Pioneer of Industrial Revolution Honoured at Abbey
Friday, 17th October 2014
A memorial to the 18th century Birmingham industrialist, Matthew Boulton FRS was dedicated in the Chapel of St Paul, Westminster Abbey, on Friday 17th October 2014.
Matthew Boulton (1728 –1809) was one of the most important figures of the early Industrial Revolution. He was a man of wide-ranging talents: silversmith, button and buckle manufacturer, steam engineer, coin minter, entrepreneur, Fellow of the Royal Society and one of the founder members of the famous Lunar Society of Birmingham. He was a the business partner of James Watt, pioneer of the use of steam engines, who is memorialised in the Chapel of St Paul.
The service was conducted by the Dean of Westminster, the Very Reverend Dr John Hall, who said in his Bidding:
We come to add another illustrious name, that of Matthew Boulton of Birmingham, to the long list of distinguished men and women from the United Kingdom and from overseas who are buried or memorialised in Westminster Abbey.

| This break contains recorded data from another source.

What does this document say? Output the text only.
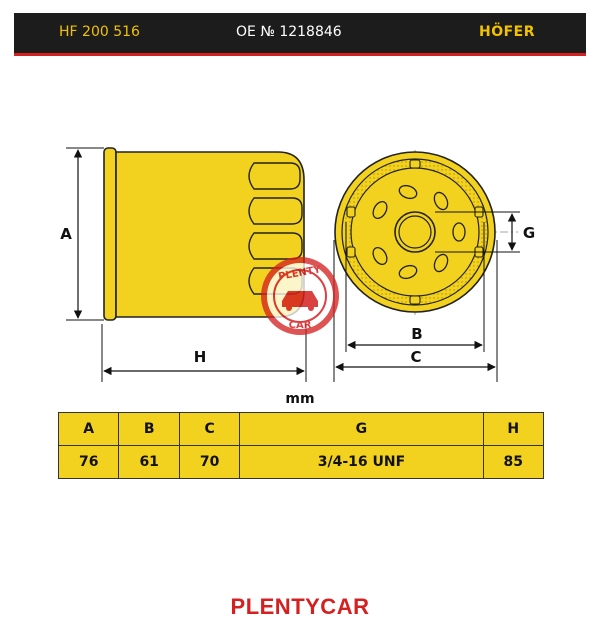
HF 200 516	OE № 1218846	HÖFER
A
H
G
B
C
PLENTY
CAR
mm
A	B	C	G	H
76	61	70	3/4-16 UNF	85
PLENTYCAR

Here, alongside the kings and queens, noblemen and women, and the shrine of our own saint, the scientists and inventors, novelists and playwrights, poets and actors, politicians and public servants, founders and benefactors, churchmen and women, will henceforth be a memorial to one of the great manufacturers, an early industrial revolutionary, a generator of wealth that enabled so much other achievement.
James Watt was given a memorial 189 years ago, within a few years of his death, in St Paul's Chapel near the Shrine of St Edward the Confessor, behind the High Altar. Now an omission will be corrected. Matthew Boulton, without whom his achievements might not have been recognised, will be memorialised beside his business partner.
Councillor Shafique Shah, Lord Mayor of Birmingham, read Isaiah 61: 1-4 and Dr Colin Brown, Director of Engineering, Institution of Mechanical Engineers, read Revelation 21: 1-7.
The Address was given by Sir Nicholas Goodison.